Lima Alasan Mengapa Perempuan Terlalu Keras terhadap Diri Sendiri

Self

Ficky Yusrini・10 Mar 2021

detail-thumb

Sering ragu, kurang percaya diri, rela menyiksa diri, adalah beberapa tanda perempuan terlalu keras pada diri sendiri.

Saya bukan tipe orang yang hobi selfie, tapi sebetulnya (dan sejujurnya) kalau ditelisik lebih jauh, saya tidak suka melihat foto diri saya sendiri. Rasanya selalu ada yang kurang. “Oh no! Torso saya terlihat panjang, bahu menutup, leher sedikit maju, wajah kurang cerah, mukanya terlalu serius, dan sebagainya.
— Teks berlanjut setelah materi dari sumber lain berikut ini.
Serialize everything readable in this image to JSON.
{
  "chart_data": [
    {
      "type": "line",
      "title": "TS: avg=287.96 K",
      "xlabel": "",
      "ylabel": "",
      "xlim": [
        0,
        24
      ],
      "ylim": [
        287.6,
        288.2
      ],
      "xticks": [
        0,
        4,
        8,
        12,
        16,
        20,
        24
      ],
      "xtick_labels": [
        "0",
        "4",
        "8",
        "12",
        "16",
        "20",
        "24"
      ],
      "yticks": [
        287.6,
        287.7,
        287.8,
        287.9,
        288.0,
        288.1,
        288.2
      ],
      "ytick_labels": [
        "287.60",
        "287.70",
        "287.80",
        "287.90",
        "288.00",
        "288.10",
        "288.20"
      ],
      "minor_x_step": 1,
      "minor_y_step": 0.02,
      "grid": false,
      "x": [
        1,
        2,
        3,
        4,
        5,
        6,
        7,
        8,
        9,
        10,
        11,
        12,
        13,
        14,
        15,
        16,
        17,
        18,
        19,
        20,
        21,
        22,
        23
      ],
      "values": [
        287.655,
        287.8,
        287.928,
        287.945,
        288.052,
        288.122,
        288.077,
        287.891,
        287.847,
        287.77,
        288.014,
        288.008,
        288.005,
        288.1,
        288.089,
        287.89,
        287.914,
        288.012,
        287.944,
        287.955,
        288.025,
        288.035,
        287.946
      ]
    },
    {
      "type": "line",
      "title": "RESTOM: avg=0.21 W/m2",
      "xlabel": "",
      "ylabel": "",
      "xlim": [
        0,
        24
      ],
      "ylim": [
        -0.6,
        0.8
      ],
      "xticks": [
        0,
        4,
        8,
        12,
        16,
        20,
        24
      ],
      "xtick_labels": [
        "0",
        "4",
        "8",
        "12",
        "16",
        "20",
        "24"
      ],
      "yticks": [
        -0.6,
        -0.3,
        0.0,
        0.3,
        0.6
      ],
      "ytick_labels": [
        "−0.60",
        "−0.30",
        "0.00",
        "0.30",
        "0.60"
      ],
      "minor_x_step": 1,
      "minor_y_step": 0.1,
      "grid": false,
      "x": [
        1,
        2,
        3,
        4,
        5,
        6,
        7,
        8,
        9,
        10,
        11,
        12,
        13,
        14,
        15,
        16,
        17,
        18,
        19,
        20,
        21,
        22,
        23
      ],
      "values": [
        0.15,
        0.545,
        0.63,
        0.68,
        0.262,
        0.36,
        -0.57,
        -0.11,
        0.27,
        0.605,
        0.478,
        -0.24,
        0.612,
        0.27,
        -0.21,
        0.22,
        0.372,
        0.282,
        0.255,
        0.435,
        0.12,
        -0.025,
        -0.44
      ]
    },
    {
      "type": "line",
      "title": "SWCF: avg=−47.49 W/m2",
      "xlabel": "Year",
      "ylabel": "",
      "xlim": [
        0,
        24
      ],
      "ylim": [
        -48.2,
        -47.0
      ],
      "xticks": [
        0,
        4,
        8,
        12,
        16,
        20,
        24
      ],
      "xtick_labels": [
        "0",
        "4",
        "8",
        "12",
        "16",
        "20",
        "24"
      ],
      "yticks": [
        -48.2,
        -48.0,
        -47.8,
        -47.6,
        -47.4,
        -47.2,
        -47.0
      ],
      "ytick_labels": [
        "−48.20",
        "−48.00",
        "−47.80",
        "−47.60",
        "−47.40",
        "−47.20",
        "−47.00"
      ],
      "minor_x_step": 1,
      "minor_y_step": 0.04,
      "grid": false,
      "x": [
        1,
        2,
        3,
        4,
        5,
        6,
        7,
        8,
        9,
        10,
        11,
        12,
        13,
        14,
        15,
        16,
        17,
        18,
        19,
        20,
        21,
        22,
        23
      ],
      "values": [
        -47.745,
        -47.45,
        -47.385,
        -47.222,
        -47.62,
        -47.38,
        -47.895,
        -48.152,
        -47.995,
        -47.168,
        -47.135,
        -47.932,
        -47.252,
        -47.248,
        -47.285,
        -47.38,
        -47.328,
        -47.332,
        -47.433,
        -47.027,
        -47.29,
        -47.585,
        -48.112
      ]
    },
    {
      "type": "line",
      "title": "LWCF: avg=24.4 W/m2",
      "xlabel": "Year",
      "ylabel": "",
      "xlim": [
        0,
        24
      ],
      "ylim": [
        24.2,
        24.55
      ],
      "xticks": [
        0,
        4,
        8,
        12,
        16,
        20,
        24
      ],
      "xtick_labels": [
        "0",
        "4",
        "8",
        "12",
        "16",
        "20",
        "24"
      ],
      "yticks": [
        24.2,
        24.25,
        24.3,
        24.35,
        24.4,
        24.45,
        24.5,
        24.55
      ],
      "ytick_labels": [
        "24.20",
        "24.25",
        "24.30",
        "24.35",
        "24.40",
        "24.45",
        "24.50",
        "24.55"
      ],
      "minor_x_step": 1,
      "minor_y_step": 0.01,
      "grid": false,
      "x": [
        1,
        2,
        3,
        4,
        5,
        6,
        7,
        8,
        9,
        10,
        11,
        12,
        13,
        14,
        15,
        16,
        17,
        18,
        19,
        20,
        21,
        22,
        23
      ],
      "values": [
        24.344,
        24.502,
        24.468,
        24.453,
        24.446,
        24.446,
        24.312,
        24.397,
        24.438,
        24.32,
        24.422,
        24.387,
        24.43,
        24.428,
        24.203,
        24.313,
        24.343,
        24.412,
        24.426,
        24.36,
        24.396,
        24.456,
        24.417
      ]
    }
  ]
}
Alhasil, susah banget pilih foto diri yang lolos QC diri sendiri, wkwkwk. Big no no kalau di-posting, pokoknya. Secara tidak langsung, saya sudah bersikap keras pada diri saya sendiri. Tidak bisa menerima kekurangan tubuh saya apa adanya.

Selain remeh temeh urusan selfie, ada banyak motif yang menunjukkan perempuan terlihat keras pada dirinya sendiri. Seorang teman yang belum lama kehilangan, bercerita, ia tak bisa memaafkan dirinya setelah suaminya meninggal. Begitu banyak penyesalan, seandainya saja di saat-saat terakhir ia mencurahkan lebih banyak waktu dan perhatian untuk suami. Ia terpuruk dalam penyesalan teramat mendalam. Ada pula, teman yang setiap hari bangun pukul 03.00 pagi, memulai aktivitas, untuk membaca buku, melakukan beberapa pekerjaan sedini mungkin, agar lebih mudah mengatur waktu pada siang harinya.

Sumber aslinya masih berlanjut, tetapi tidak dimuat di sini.